Nous devons aussi accorder une attention particulière à la circularité et nous efforcer de mieux employer la biomasse résiduelle, comme les déchets organiques ou les résidus agricoles, tels que la paille de céréales ou la sciure de bois. Au lieu d’être déversés, ces déchets et résidus peuvent servir à fertiliser nos cultures et à nourrir nos animaux ou entrer dans la composition de biomatériaux. Nous pouvons faire de ces déchets une richesse et aider l’Europe à produire plus de valeur avec moins de ressources primaires.
La bioéconomie peut stimuler la prospérité européenne et renforcer son avantage concurrentiel. Elle contribuera aussi à réduire notre dépendance à l’égard de chaînes d’approvisionnement mondiales vulnérables et d’autres pays fournisseurs de matières premières.

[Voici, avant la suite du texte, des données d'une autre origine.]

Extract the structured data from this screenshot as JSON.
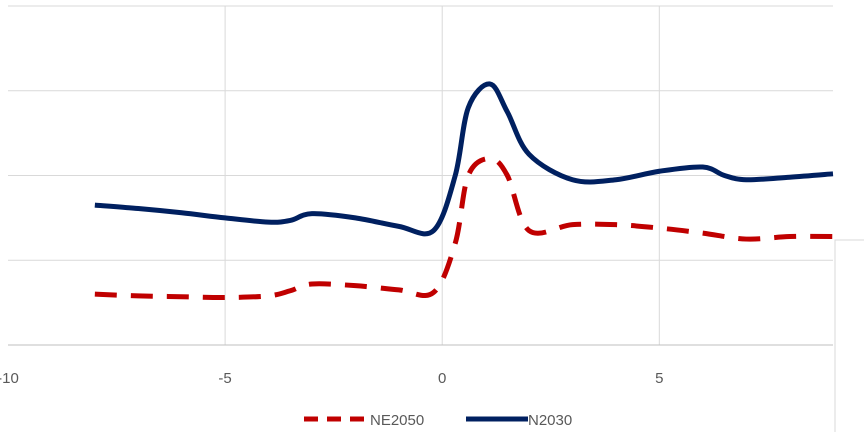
{
  "chart_data": {
    "type": "line",
    "xlim": [
      -10,
      9
    ],
    "ylim": [
      0,
      4
    ],
    "x_ticks": [
      -10,
      -5,
      0,
      5
    ],
    "x_tick_labels": [
      "-10",
      "-5",
      "0",
      "5"
    ],
    "grid": true,
    "legend_position": "bottom",
    "series": [
      {
        "name": "NE2050",
        "color": "#c00000",
        "style": "dashed",
        "x": [
          -8,
          -7,
          -6,
          -5,
          -4,
          -3.5,
          -3,
          -2,
          -1,
          -0.2,
          0.3,
          0.6,
          1.1,
          1.5,
          2,
          3,
          4,
          5,
          6,
          7,
          8,
          9
        ],
        "y": [
          0.6,
          0.58,
          0.57,
          0.56,
          0.58,
          0.64,
          0.72,
          0.7,
          0.65,
          0.62,
          1.2,
          2.0,
          2.2,
          2.0,
          1.35,
          1.42,
          1.42,
          1.38,
          1.32,
          1.25,
          1.28,
          1.28
        ]
      },
      {
        "name": "N2030",
        "color": "#002060",
        "style": "solid",
        "x": [
          -8,
          -7,
          -6,
          -5,
          -4,
          -3.5,
          -3,
          -2,
          -1,
          -0.2,
          0.3,
          0.6,
          1.1,
          1.5,
          2,
          3,
          4,
          5,
          6,
          6.5,
          7,
          8,
          9
        ],
        "y": [
          1.65,
          1.61,
          1.56,
          1.5,
          1.45,
          1.47,
          1.55,
          1.5,
          1.4,
          1.35,
          2.0,
          2.8,
          3.08,
          2.75,
          2.25,
          1.95,
          1.95,
          2.05,
          2.1,
          2.0,
          1.95,
          1.98,
          2.02
        ]
      }
    ]
  }
}
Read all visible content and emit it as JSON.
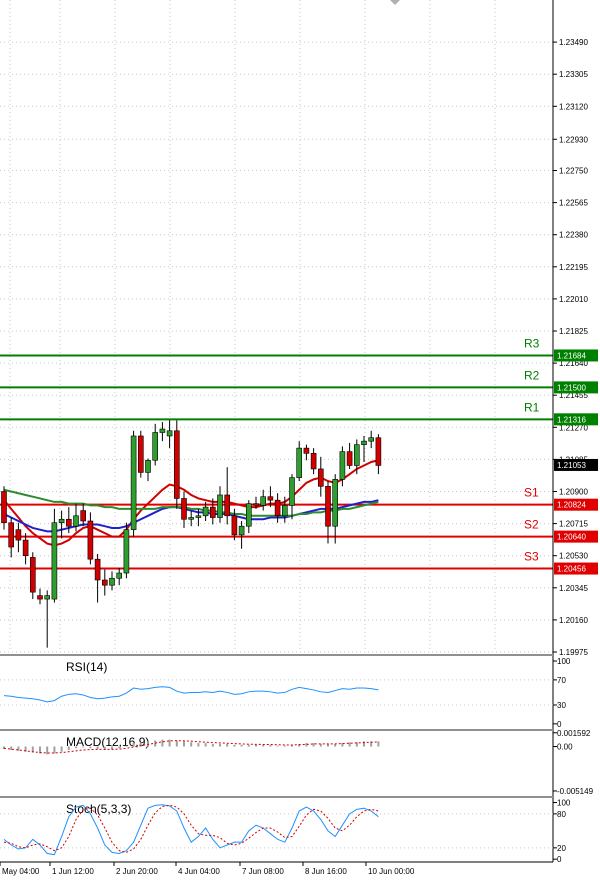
{
  "chart_data": {
    "type": "candlestick",
    "price_axis": {
      "ticks": [
        "1.23490",
        "1.23305",
        "1.23120",
        "1.22930",
        "1.22750",
        "1.22565",
        "1.22380",
        "1.22195",
        "1.22010",
        "1.21825",
        "1.21640",
        "1.21455",
        "1.21270",
        "1.21085",
        "1.20900",
        "1.20715",
        "1.20530",
        "1.20345",
        "1.20160",
        "1.19975"
      ],
      "range": [
        1.19975,
        1.23675
      ]
    },
    "time_axis": {
      "ticks": [
        "May 04:00",
        "1 Jun 12:00",
        "2 Jun 20:00",
        "4 Jun 04:00",
        "7 Jun 08:00",
        "8 Jun 16:00",
        "10 Jun 00:00"
      ]
    },
    "current_price": "1.21053",
    "levels": [
      {
        "name": "R3",
        "value": 1.21684,
        "label": "1.21684",
        "color": "#008000"
      },
      {
        "name": "R2",
        "value": 1.215,
        "label": "1.21500",
        "color": "#008000"
      },
      {
        "name": "R1",
        "value": 1.21316,
        "label": "1.21316",
        "color": "#008000"
      },
      {
        "name": "S1",
        "value": 1.20824,
        "label": "1.20824",
        "color": "#e00000"
      },
      {
        "name": "S2",
        "value": 1.2064,
        "label": "1.20640",
        "color": "#e00000"
      },
      {
        "name": "S3",
        "value": 1.20456,
        "label": "1.20456",
        "color": "#e00000"
      }
    ],
    "candles": [
      {
        "o": 1.209,
        "h": 1.2093,
        "l": 1.2068,
        "c": 1.2072
      },
      {
        "o": 1.2072,
        "h": 1.2075,
        "l": 1.2052,
        "c": 1.2058
      },
      {
        "o": 1.2068,
        "h": 1.2072,
        "l": 1.2055,
        "c": 1.2062
      },
      {
        "o": 1.2062,
        "h": 1.2066,
        "l": 1.2048,
        "c": 1.2053
      },
      {
        "o": 1.2052,
        "h": 1.2055,
        "l": 1.2028,
        "c": 1.2032
      },
      {
        "o": 1.203,
        "h": 1.2034,
        "l": 1.2025,
        "c": 1.2028
      },
      {
        "o": 1.2028,
        "h": 1.2033,
        "l": 1.2,
        "c": 1.203
      },
      {
        "o": 1.2028,
        "h": 1.208,
        "l": 1.2026,
        "c": 1.2072
      },
      {
        "o": 1.2072,
        "h": 1.2079,
        "l": 1.2063,
        "c": 1.2074
      },
      {
        "o": 1.2074,
        "h": 1.2081,
        "l": 1.2066,
        "c": 1.207
      },
      {
        "o": 1.207,
        "h": 1.2083,
        "l": 1.2067,
        "c": 1.2076
      },
      {
        "o": 1.2079,
        "h": 1.2083,
        "l": 1.207,
        "c": 1.2073
      },
      {
        "o": 1.2073,
        "h": 1.2078,
        "l": 1.2048,
        "c": 1.2051
      },
      {
        "o": 1.2051,
        "h": 1.2054,
        "l": 1.2026,
        "c": 1.2039
      },
      {
        "o": 1.2039,
        "h": 1.2045,
        "l": 1.203,
        "c": 1.2036
      },
      {
        "o": 1.2036,
        "h": 1.2044,
        "l": 1.2033,
        "c": 1.204
      },
      {
        "o": 1.204,
        "h": 1.2046,
        "l": 1.2036,
        "c": 1.2043
      },
      {
        "o": 1.2043,
        "h": 1.2072,
        "l": 1.204,
        "c": 1.2068
      },
      {
        "o": 1.2068,
        "h": 1.2125,
        "l": 1.2064,
        "c": 1.2122
      },
      {
        "o": 1.2122,
        "h": 1.2125,
        "l": 1.2098,
        "c": 1.2101
      },
      {
        "o": 1.2101,
        "h": 1.2109,
        "l": 1.2096,
        "c": 1.2108
      },
      {
        "o": 1.2108,
        "h": 1.2129,
        "l": 1.2105,
        "c": 1.2124
      },
      {
        "o": 1.2124,
        "h": 1.213,
        "l": 1.2119,
        "c": 1.2126
      },
      {
        "o": 1.2122,
        "h": 1.2131,
        "l": 1.2115,
        "c": 1.2125
      },
      {
        "o": 1.2125,
        "h": 1.2131,
        "l": 1.208,
        "c": 1.2086
      },
      {
        "o": 1.2086,
        "h": 1.209,
        "l": 1.2069,
        "c": 1.2074
      },
      {
        "o": 1.2074,
        "h": 1.2079,
        "l": 1.207,
        "c": 1.2075
      },
      {
        "o": 1.2075,
        "h": 1.208,
        "l": 1.207,
        "c": 1.2076
      },
      {
        "o": 1.2076,
        "h": 1.2084,
        "l": 1.2073,
        "c": 1.2081
      },
      {
        "o": 1.2081,
        "h": 1.2086,
        "l": 1.2071,
        "c": 1.2075
      },
      {
        "o": 1.2075,
        "h": 1.2093,
        "l": 1.2072,
        "c": 1.2088
      },
      {
        "o": 1.2088,
        "h": 1.2104,
        "l": 1.2071,
        "c": 1.2076
      },
      {
        "o": 1.2076,
        "h": 1.208,
        "l": 1.2062,
        "c": 1.2065
      },
      {
        "o": 1.2065,
        "h": 1.2073,
        "l": 1.2057,
        "c": 1.207
      },
      {
        "o": 1.207,
        "h": 1.2085,
        "l": 1.2066,
        "c": 1.2083
      },
      {
        "o": 1.2083,
        "h": 1.2087,
        "l": 1.208,
        "c": 1.2082
      },
      {
        "o": 1.2082,
        "h": 1.2091,
        "l": 1.2079,
        "c": 1.2087
      },
      {
        "o": 1.2087,
        "h": 1.2093,
        "l": 1.2081,
        "c": 1.2085
      },
      {
        "o": 1.2085,
        "h": 1.2089,
        "l": 1.2072,
        "c": 1.2076
      },
      {
        "o": 1.2076,
        "h": 1.2087,
        "l": 1.2072,
        "c": 1.2082
      },
      {
        "o": 1.2082,
        "h": 1.21,
        "l": 1.2074,
        "c": 1.2098
      },
      {
        "o": 1.2098,
        "h": 1.2119,
        "l": 1.2096,
        "c": 1.2115
      },
      {
        "o": 1.2115,
        "h": 1.2117,
        "l": 1.2108,
        "c": 1.2112
      },
      {
        "o": 1.2112,
        "h": 1.2115,
        "l": 1.21,
        "c": 1.2103
      },
      {
        "o": 1.2103,
        "h": 1.211,
        "l": 1.2087,
        "c": 1.2093
      },
      {
        "o": 1.2093,
        "h": 1.2096,
        "l": 1.206,
        "c": 1.207
      },
      {
        "o": 1.207,
        "h": 1.21,
        "l": 1.206,
        "c": 1.2097
      },
      {
        "o": 1.2097,
        "h": 1.2116,
        "l": 1.2093,
        "c": 1.2113
      },
      {
        "o": 1.2113,
        "h": 1.2118,
        "l": 1.2103,
        "c": 1.2105
      },
      {
        "o": 1.2105,
        "h": 1.212,
        "l": 1.21,
        "c": 1.2117
      },
      {
        "o": 1.2117,
        "h": 1.2122,
        "l": 1.2107,
        "c": 1.2119
      },
      {
        "o": 1.2119,
        "h": 1.2125,
        "l": 1.2115,
        "c": 1.2121
      },
      {
        "o": 1.2121,
        "h": 1.2123,
        "l": 1.21,
        "c": 1.2105
      }
    ],
    "moving_averages": [
      {
        "color": "#d00000",
        "values": [
          1.2085,
          1.208,
          1.2075,
          1.207,
          1.2066,
          1.2063,
          1.206,
          1.2059,
          1.206,
          1.2062,
          1.2066,
          1.2069,
          1.207,
          1.2068,
          1.2066,
          1.2064,
          1.2064,
          1.2068,
          1.2074,
          1.2079,
          1.2083,
          1.2087,
          1.2091,
          1.2094,
          1.2093,
          1.2091,
          1.2088,
          1.2086,
          1.2085,
          1.2084,
          1.2084,
          1.2084,
          1.2083,
          1.2082,
          1.2081,
          1.2081,
          1.2082,
          1.2083,
          1.2083,
          1.2084,
          1.2087,
          1.2091,
          1.2095,
          1.2097,
          1.2098,
          1.2096,
          1.2095,
          1.2097,
          1.21,
          1.2103,
          1.2105,
          1.2107,
          1.2108
        ]
      },
      {
        "color": "#2020cc",
        "values": [
          1.2077,
          1.2075,
          1.2073,
          1.2071,
          1.2069,
          1.2068,
          1.2067,
          1.2067,
          1.2068,
          1.2069,
          1.207,
          1.2071,
          1.2071,
          1.2071,
          1.207,
          1.2069,
          1.2069,
          1.207,
          1.2072,
          1.2074,
          1.2076,
          1.2078,
          1.208,
          1.2081,
          1.2081,
          1.208,
          1.2079,
          1.2078,
          1.2078,
          1.2077,
          1.2077,
          1.2077,
          1.2076,
          1.2075,
          1.2074,
          1.2074,
          1.2074,
          1.2075,
          1.2075,
          1.2075,
          1.2076,
          1.2077,
          1.2078,
          1.2079,
          1.208,
          1.208,
          1.208,
          1.2081,
          1.2082,
          1.2083,
          1.2084,
          1.2084,
          1.2085
        ]
      },
      {
        "color": "#2e8b2e",
        "values": [
          1.2091,
          1.209,
          1.2089,
          1.2088,
          1.2087,
          1.2086,
          1.2085,
          1.2084,
          1.2084,
          1.2083,
          1.2083,
          1.2083,
          1.2082,
          1.2082,
          1.2081,
          1.2081,
          1.208,
          1.208,
          1.208,
          1.208,
          1.208,
          1.208,
          1.2081,
          1.2081,
          1.2081,
          1.2081,
          1.208,
          1.208,
          1.2079,
          1.2079,
          1.2078,
          1.2078,
          1.2077,
          1.2077,
          1.2076,
          1.2076,
          1.2076,
          1.2076,
          1.2076,
          1.2076,
          1.2076,
          1.2077,
          1.2077,
          1.2078,
          1.2078,
          1.2079,
          1.2079,
          1.208,
          1.208,
          1.2081,
          1.2082,
          1.2083,
          1.2084
        ]
      }
    ],
    "rsi": {
      "label": "RSI(14)",
      "ticks": [
        "100",
        "70",
        "30",
        "0"
      ],
      "color": "#1e90ff",
      "values": [
        45,
        44,
        42,
        41,
        40,
        38,
        35,
        37,
        44,
        47,
        48,
        46,
        42,
        40,
        41,
        43,
        44,
        49,
        57,
        55,
        56,
        58,
        59,
        58,
        52,
        49,
        50,
        50,
        51,
        50,
        52,
        50,
        47,
        48,
        51,
        52,
        52,
        51,
        49,
        50,
        55,
        58,
        56,
        54,
        51,
        50,
        53,
        56,
        55,
        57,
        57,
        56,
        54
      ]
    },
    "macd": {
      "label": "MACD(12,16,9)",
      "ticks": [
        "0.001592",
        "0.00",
        "-0.005149"
      ],
      "hist_color": "#a0a0a0",
      "signal_color": "#d00000",
      "histogram": [
        -0.0003,
        -0.0004,
        -0.0005,
        -0.0006,
        -0.0007,
        -0.0008,
        -0.0009,
        -0.0008,
        -0.0006,
        -0.0004,
        -0.0002,
        -0.0001,
        -0.0002,
        -0.0003,
        -0.0004,
        -0.0003,
        -0.0002,
        0.0001,
        0.0004,
        0.0005,
        0.0006,
        0.0007,
        0.0008,
        0.0008,
        0.0007,
        0.0006,
        0.0005,
        0.0004,
        0.0004,
        0.0003,
        0.0003,
        0.0003,
        0.0002,
        0.0002,
        0.0002,
        0.0002,
        0.0002,
        0.0002,
        0.0001,
        0.0001,
        0.0002,
        0.0003,
        0.0004,
        0.0004,
        0.0003,
        0.0003,
        0.0003,
        0.0004,
        0.0005,
        0.0005,
        0.0006,
        0.0006,
        0.0006
      ],
      "signal": [
        -0.0002,
        -0.0003,
        -0.0004,
        -0.0005,
        -0.0006,
        -0.0007,
        -0.00075,
        -0.00075,
        -0.0007,
        -0.0006,
        -0.0005,
        -0.0004,
        -0.00035,
        -0.00033,
        -0.00034,
        -0.00033,
        -0.0003,
        -0.0002,
        -5e-05,
        0.0001,
        0.00025,
        0.0004,
        0.00055,
        0.00065,
        0.00068,
        0.00066,
        0.00062,
        0.00056,
        0.00051,
        0.00046,
        0.00042,
        0.00038,
        0.00034,
        0.0003,
        0.00027,
        0.00025,
        0.00024,
        0.00023,
        0.00021,
        0.00018,
        0.00018,
        0.00021,
        0.00025,
        0.0003,
        0.00031,
        0.00031,
        0.00031,
        0.00034,
        0.00038,
        0.00042,
        0.00046,
        0.0005,
        0.00053
      ]
    },
    "stoch": {
      "label": "Stoch(5,3,3)",
      "ticks": [
        "100",
        "80",
        "20",
        "0"
      ],
      "main_color": "#1e90ff",
      "signal_color": "#d00000",
      "main": [
        35,
        25,
        18,
        20,
        35,
        25,
        10,
        8,
        40,
        75,
        92,
        95,
        80,
        55,
        25,
        12,
        10,
        15,
        30,
        60,
        90,
        95,
        96,
        94,
        85,
        55,
        30,
        40,
        55,
        35,
        20,
        25,
        30,
        30,
        50,
        60,
        55,
        45,
        35,
        30,
        55,
        85,
        92,
        85,
        70,
        50,
        40,
        60,
        80,
        88,
        90,
        85,
        75
      ],
      "signal": [
        30,
        28,
        22,
        20,
        25,
        27,
        22,
        15,
        20,
        40,
        70,
        88,
        90,
        78,
        55,
        30,
        15,
        12,
        18,
        35,
        60,
        82,
        93,
        95,
        92,
        80,
        60,
        45,
        42,
        42,
        38,
        28,
        25,
        28,
        37,
        47,
        55,
        55,
        48,
        38,
        40,
        58,
        78,
        88,
        85,
        72,
        55,
        50,
        60,
        75,
        85,
        88,
        85
      ]
    }
  }
}
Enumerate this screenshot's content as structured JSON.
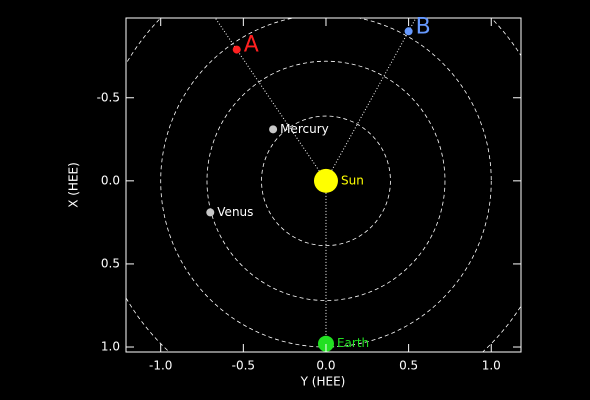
{
  "chart_data": {
    "type": "scatter",
    "xlabel": "Y (HEE)",
    "ylabel": "X (HEE)",
    "xlim": [
      -1.21,
      1.18
    ],
    "ylim": [
      -0.98,
      1.03
    ],
    "y_inverted": true,
    "xticks": [
      {
        "value": -1.0,
        "label": "-1.0"
      },
      {
        "value": -0.5,
        "label": "-0.5"
      },
      {
        "value": 0.0,
        "label": "0.0"
      },
      {
        "value": 0.5,
        "label": "0.5"
      },
      {
        "value": 1.0,
        "label": "1.0"
      }
    ],
    "yticks": [
      {
        "value": -0.5,
        "label": "-0.5"
      },
      {
        "value": 0.0,
        "label": "0.0"
      },
      {
        "value": 0.5,
        "label": "0.5"
      },
      {
        "value": 1.0,
        "label": "1.0"
      }
    ],
    "orbits": [
      0.39,
      0.72,
      1.0,
      1.4
    ],
    "series": [
      {
        "name": "Sun",
        "color": "#ffff00",
        "x": [
          0.0
        ],
        "values": [
          0.0
        ],
        "size": 12,
        "label_size": 12,
        "line": false
      },
      {
        "name": "Mercury",
        "color": "#c8c8c8",
        "x": [
          -0.32
        ],
        "values": [
          -0.31
        ],
        "size": 4,
        "label_size": 12,
        "line": false
      },
      {
        "name": "Venus",
        "color": "#c8c8c8",
        "x": [
          -0.7
        ],
        "values": [
          0.19
        ],
        "size": 4,
        "label_size": 12,
        "line": false
      },
      {
        "name": "Earth",
        "color": "#22e022",
        "x": [
          0.0
        ],
        "values": [
          0.98
        ],
        "size": 8,
        "label_size": 12,
        "line": true
      },
      {
        "name": "A",
        "color": "#ff2020",
        "x": [
          -0.54
        ],
        "values": [
          -0.79
        ],
        "size": 4,
        "label_size": 22,
        "line": true
      },
      {
        "name": "B",
        "color": "#6699ff",
        "x": [
          0.5
        ],
        "values": [
          -0.9
        ],
        "size": 4,
        "label_size": 22,
        "line": true
      }
    ]
  }
}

Il s’agit, à mon sens, d’un pilier essentiel du projet européen visant à construire une autonomie stratégique et à lutter contre le changement climatique; un investissement à l’échelle de la société dans nos communautés et nos régions rurales, dans notre environnement et nos écosystèmes et, plus important encore, dans notre avenir. Songez-y tout au long de cette journée, que vous passerez entouré d’innombrables produits d’origine fossile. Et imaginez une Europe plus propre, plus durable et plus résiliente.